On the 50th anniversary of Betty Friedan's "The Feminine Mystique"

1971 Betty Friedan leads the march for gender equality.
I was in my early 30s and the mother of two children in elementary school when I first read Betty Friedan's book, the Feminine Mystique. Friedan's insights motivated me to take advantage of the GI bill - I'm an Air Force veteran - and pursue a long deferred dream by enrolling in college. Family responsibilities slowed me down a little, but I graduated five years later with a BA in English, concentration in writing.

In her article in the NY Times on gender equality, Stephanie Coontz notes:

THIS week is the 50th anniversary of the publication of Betty Friedan’s international best seller, “The Feminine Mystique,” which has been widely credited with igniting the women’s movement of the 1960s. Readers who return to this feminist classic today are often puzzled by the absence of concrete political proposals to change the status of women. But “The Feminine Mystique” had the impact it did because it focused on transforming women’s personal consciousness. 

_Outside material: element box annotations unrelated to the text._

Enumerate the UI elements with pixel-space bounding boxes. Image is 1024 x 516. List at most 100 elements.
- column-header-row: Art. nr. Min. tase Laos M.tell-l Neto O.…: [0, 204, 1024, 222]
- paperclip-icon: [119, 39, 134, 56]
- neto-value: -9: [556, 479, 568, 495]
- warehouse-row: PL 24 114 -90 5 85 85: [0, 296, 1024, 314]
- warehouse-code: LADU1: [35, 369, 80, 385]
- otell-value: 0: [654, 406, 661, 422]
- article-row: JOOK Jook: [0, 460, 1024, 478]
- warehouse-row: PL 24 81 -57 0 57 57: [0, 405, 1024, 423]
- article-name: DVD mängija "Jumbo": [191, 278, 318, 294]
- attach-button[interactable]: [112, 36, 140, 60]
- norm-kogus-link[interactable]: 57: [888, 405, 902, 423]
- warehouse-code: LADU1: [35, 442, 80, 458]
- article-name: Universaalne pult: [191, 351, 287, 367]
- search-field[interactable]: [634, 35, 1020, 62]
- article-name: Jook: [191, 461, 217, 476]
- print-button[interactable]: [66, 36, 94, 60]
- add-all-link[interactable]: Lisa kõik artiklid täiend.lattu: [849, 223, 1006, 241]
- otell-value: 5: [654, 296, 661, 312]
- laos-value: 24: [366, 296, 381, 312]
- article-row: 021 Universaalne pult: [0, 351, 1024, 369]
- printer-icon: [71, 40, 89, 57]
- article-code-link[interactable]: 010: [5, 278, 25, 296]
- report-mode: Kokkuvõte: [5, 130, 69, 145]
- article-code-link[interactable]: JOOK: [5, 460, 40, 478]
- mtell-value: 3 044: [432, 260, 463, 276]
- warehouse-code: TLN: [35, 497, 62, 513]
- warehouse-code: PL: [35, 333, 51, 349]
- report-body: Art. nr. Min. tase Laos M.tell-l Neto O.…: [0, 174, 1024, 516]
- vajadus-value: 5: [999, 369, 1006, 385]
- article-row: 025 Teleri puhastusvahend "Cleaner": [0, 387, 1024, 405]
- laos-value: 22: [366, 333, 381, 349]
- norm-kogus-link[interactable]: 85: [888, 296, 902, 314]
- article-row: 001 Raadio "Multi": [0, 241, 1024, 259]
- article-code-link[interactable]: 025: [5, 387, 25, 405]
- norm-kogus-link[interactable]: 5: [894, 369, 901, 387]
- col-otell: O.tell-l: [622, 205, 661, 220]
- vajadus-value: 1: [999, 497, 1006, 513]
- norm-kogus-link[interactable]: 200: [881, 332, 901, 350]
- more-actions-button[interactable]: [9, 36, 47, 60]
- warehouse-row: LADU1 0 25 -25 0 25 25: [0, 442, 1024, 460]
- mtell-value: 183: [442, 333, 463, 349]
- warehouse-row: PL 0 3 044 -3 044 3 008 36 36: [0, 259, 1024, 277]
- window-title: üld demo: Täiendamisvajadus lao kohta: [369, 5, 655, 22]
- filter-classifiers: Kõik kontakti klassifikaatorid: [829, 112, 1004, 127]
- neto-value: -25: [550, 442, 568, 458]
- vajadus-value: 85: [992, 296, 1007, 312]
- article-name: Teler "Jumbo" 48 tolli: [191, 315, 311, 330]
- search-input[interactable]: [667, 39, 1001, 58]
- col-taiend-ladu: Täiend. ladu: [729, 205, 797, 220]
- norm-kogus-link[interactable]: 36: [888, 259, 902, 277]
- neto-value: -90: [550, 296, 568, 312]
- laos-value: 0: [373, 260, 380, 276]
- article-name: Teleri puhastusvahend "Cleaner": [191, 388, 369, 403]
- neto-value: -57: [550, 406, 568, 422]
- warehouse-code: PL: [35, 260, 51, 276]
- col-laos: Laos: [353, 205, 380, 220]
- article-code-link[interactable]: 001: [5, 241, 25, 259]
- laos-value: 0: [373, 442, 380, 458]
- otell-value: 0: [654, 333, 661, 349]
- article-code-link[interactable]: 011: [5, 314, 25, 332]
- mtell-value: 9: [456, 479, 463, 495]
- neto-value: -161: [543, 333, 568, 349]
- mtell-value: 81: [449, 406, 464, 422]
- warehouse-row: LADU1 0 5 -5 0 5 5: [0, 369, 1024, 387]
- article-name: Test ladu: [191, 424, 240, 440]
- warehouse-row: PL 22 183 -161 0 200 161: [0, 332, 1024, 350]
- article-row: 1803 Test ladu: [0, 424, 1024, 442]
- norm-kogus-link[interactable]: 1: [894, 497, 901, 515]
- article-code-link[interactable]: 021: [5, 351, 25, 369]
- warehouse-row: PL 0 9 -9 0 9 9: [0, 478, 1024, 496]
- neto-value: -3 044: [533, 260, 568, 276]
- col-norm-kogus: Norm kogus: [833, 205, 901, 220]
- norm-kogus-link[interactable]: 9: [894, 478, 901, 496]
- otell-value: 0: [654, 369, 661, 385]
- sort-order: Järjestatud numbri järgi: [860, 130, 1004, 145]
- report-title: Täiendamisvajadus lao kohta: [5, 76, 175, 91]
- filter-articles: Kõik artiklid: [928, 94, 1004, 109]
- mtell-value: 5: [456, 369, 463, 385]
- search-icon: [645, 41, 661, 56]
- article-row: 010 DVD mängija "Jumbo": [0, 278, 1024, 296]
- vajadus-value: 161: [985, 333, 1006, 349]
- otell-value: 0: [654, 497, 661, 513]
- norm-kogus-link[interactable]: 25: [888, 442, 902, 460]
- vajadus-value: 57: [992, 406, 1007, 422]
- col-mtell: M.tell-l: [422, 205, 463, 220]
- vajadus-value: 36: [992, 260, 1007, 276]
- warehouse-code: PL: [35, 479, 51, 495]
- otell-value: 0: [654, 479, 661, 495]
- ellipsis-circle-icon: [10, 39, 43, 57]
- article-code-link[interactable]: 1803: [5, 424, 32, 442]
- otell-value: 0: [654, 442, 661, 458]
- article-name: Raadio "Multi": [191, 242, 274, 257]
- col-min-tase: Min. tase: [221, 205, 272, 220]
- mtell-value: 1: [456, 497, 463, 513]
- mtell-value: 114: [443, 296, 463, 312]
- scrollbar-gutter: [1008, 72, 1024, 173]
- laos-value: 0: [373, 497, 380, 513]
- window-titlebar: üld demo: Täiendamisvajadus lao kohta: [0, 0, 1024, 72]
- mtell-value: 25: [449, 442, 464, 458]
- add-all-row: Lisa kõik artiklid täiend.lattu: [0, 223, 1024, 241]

In 1963, most Americans did not yet believe that gender equality was possible or even desirable. Conventional wisdom held that a woman could not pursue a career and still be a fulfilled wife or successful mother. Normal women, psychiatrists proclaimed, renounced all aspirations outside the home to meet their feminine need for dependence. In 1962, more than two-thirds of the women surveyed by University of Michigan researchers agreed that most important family decisions “should be made by the man of the house.” 

It was in this context that Friedan set out to transform the attitudes of women. Arguing that “the personal is political,” feminists urged women to challenge the assumption, at work and at home, that women should always be the ones who make the coffee, watch over the children, pick up after men and serve the meals.